A real or complex-valued function \(u\) on \(d\)-dimensional euclidean spaces is Hölder continuous, when there are real constants \(C>0\) and \(\gamma>0\), such that for all \(x\) and \(y\) in the domain of \(u\)
\begin{equation*} |u(x)-u(y)|\le C \lVert x-y \rVert^{\gamma}. \end{equation*}In this manner we may define a Hölder space. Let \(U\subset \mathbb{R}^n\), \(k\in \mathbb{N}\) and \(\gamma\in (0,1]\).
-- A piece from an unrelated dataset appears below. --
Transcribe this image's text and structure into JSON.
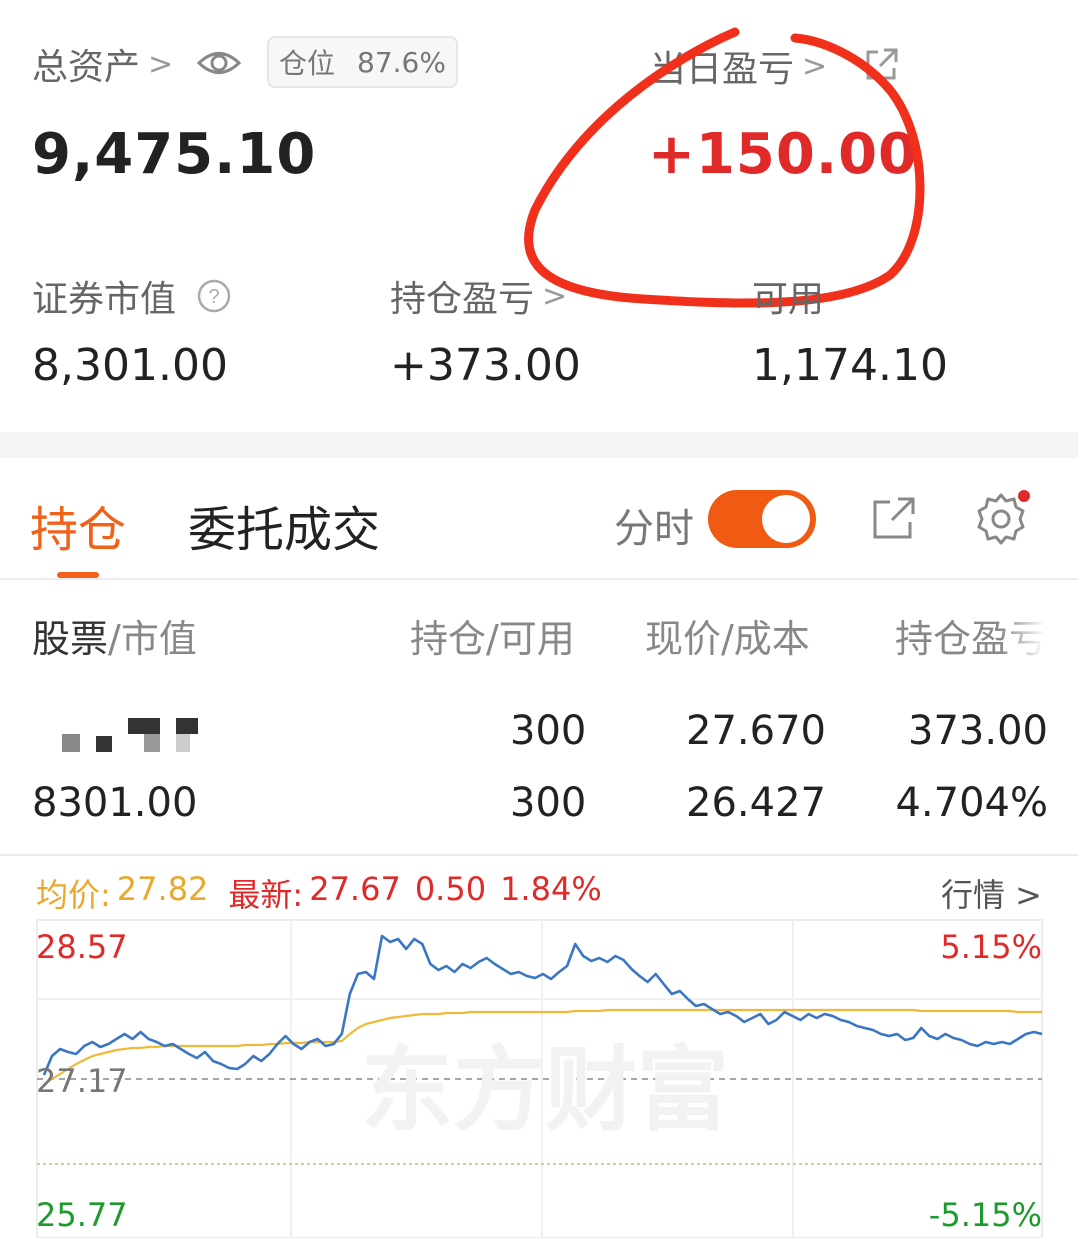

Then the Hölder space \(C^{k,\gamma}(U)\) consists of all functions \(u\subset C^{k,\gamma}(U)\) for which the norm
\begin{equation*} \lVert u\rVert_{C^{k,\gamma}(U)} = \lVert u\rVert_{C^k(U)} + \sum_{\lvert \alpha\rvert=k} \sup_{\substack{x, y\in U \\ x\neq y}} \frac{\lvert D^\alpha u(x)-D^\alpha u(y)\rvert}{\lvert x-y\rvert^\gamma}. \end{equation*}is finite.
Remarks
- Every Hölder space is a Banach space .
- The space \(C^{0,1}(U)\) consists of Lipschitz continuous functions.
- \(\alpha=0\) and \(\alpha>1\) are omitted, since the former is satisfied by bounded functions and the latter is only satisfied by constant functions.